What about supercalc in 64K?  Unix spreadsheets never even grew to
that sophistication, and that would have sufficed to slow M$'s growth.
I believe that the PC's launch was caused by Lotus 1-2-3, the killer
application of the time.  Others disagree.  But "lack of vision" would
be the AT&T trademark, not M$'s.  Hell, Win 3.1 was written by Pascal
programmers!  But it matched expectations a lot better than anything
else on the market at the time.  The point is, theoretical tools may
be very well, but people want to _use_ the toy they spend money on.
Linux's momentum came from being able to play graphic games early in
its life.  Its antichrist (as in anti-microsoft) image also helped,
naturally, but that's a religious issue.

> i think you better check that 'cos IIRC:
>
>     SCCS came out of USG: a dreadful piece of junk
>
That's an opinion.  Yes, I didn't like it either, and I embraced RCS
as soon as I discovered it, but something needed to pioneer the field,
and nothing better caught on in between, perhaps because of
"intellectual property" issues.  SCCS wasn't even bundled in SCO
Xenix, if memory serves, but then SCO were certainly at odds with the
universe.

>     RCS was 'BSD' based: raw, small and kinda neat but useless for
>                          DNS zone file version #'s.
>
Yep, its single biggest flaw.  And a bitch to change.  I tried to
change the $RCSfile:$ keyword to $Logfile:$ (to be able to exchange
files with PVCS which a client had bought) and never, ever found out
where to do it (and I'm normally pretty good at this type of thing).

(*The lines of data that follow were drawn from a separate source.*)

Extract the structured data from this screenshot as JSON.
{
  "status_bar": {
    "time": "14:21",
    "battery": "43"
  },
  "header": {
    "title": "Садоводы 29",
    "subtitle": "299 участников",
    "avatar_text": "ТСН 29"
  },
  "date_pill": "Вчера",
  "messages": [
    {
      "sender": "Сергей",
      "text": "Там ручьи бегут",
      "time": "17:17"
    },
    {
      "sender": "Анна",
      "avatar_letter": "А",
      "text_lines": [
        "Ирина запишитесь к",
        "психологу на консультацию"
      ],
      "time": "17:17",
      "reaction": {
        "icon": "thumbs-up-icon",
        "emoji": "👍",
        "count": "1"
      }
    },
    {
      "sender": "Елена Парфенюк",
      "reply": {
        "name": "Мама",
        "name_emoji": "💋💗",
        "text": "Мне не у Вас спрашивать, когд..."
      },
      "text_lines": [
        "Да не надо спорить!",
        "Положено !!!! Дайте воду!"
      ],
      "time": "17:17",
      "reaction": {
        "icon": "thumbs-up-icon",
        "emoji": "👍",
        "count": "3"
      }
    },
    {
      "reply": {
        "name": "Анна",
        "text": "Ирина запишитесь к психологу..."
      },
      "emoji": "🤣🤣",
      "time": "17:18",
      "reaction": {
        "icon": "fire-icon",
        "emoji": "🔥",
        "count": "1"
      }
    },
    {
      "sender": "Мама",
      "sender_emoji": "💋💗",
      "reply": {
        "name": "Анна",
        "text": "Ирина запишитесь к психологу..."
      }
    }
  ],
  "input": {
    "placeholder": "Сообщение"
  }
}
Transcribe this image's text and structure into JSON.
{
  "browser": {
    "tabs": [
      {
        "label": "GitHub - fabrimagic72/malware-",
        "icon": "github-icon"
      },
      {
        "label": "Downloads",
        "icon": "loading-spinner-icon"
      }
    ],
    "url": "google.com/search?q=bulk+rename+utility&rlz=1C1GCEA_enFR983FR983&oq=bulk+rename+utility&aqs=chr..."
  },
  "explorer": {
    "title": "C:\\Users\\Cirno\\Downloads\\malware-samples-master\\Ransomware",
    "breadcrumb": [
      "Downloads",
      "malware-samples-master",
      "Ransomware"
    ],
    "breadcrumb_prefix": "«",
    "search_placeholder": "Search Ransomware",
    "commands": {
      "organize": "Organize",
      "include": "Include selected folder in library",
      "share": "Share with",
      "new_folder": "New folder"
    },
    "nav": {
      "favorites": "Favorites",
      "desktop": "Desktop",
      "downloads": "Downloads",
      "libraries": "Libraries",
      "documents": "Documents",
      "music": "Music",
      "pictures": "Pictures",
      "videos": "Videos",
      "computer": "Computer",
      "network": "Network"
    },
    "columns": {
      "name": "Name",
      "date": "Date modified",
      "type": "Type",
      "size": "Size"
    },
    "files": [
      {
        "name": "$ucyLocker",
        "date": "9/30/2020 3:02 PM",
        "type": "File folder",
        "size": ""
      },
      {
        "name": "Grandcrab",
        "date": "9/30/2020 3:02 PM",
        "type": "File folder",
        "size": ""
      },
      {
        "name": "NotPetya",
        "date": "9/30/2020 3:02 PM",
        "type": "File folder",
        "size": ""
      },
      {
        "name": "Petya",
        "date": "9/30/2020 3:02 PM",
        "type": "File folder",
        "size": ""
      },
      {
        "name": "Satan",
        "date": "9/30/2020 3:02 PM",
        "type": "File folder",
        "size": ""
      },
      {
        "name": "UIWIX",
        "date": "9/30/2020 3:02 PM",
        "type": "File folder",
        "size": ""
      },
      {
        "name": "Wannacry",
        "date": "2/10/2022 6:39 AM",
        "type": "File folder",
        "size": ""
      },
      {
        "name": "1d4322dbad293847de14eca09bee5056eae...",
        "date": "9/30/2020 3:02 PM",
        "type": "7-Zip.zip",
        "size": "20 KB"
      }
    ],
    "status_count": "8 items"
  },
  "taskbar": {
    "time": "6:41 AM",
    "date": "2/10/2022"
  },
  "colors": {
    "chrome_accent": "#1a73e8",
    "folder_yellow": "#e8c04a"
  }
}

> i have a selective memory:
>
>   173000g
>
MS-DOS explains it all: command.com and fc.exe are plain useless, you
had to write your own tools, without the benefits of research Unix to
guide you.  So I still do it as my favourite revenue earning
occupation.  But, like you, I'm fast becoming obsolete.  And I resent
it as much as you do.

> > Please write a book!
>
> ``that's not been un-thought of...
>
So, @%#$!* get on and do it.

> so do what the subject line says.  get a rapid prototype, see how it goes,
> fix/improve it, loop.
>
No, I don't see why I can't just use existing tools.  CVS (sourceforge
notwithstanding) is the conventional wisdom, all we need to add is a
bunch of URLs and a few ACME programs to translate them to CVS
requests.  And, as I mentioned to rsc, a librarian and publisher, as
recommended by Fred Brooks.  I would prefer a more competent CVS user
than I, but I'll do it while it needs me.

> if i get some peace in the next few days, i might do some real work.
> 10 years, 7 days, ~20 hours in this 'police action'.  i have a firefight
> to attend to first, so the rest is on hold.
>
Make peace with the world instead of doing things to spite mankind,
then focus your anger on what is obviously a very sharp sense of
humour.  We'll all enjoy your contributions, then.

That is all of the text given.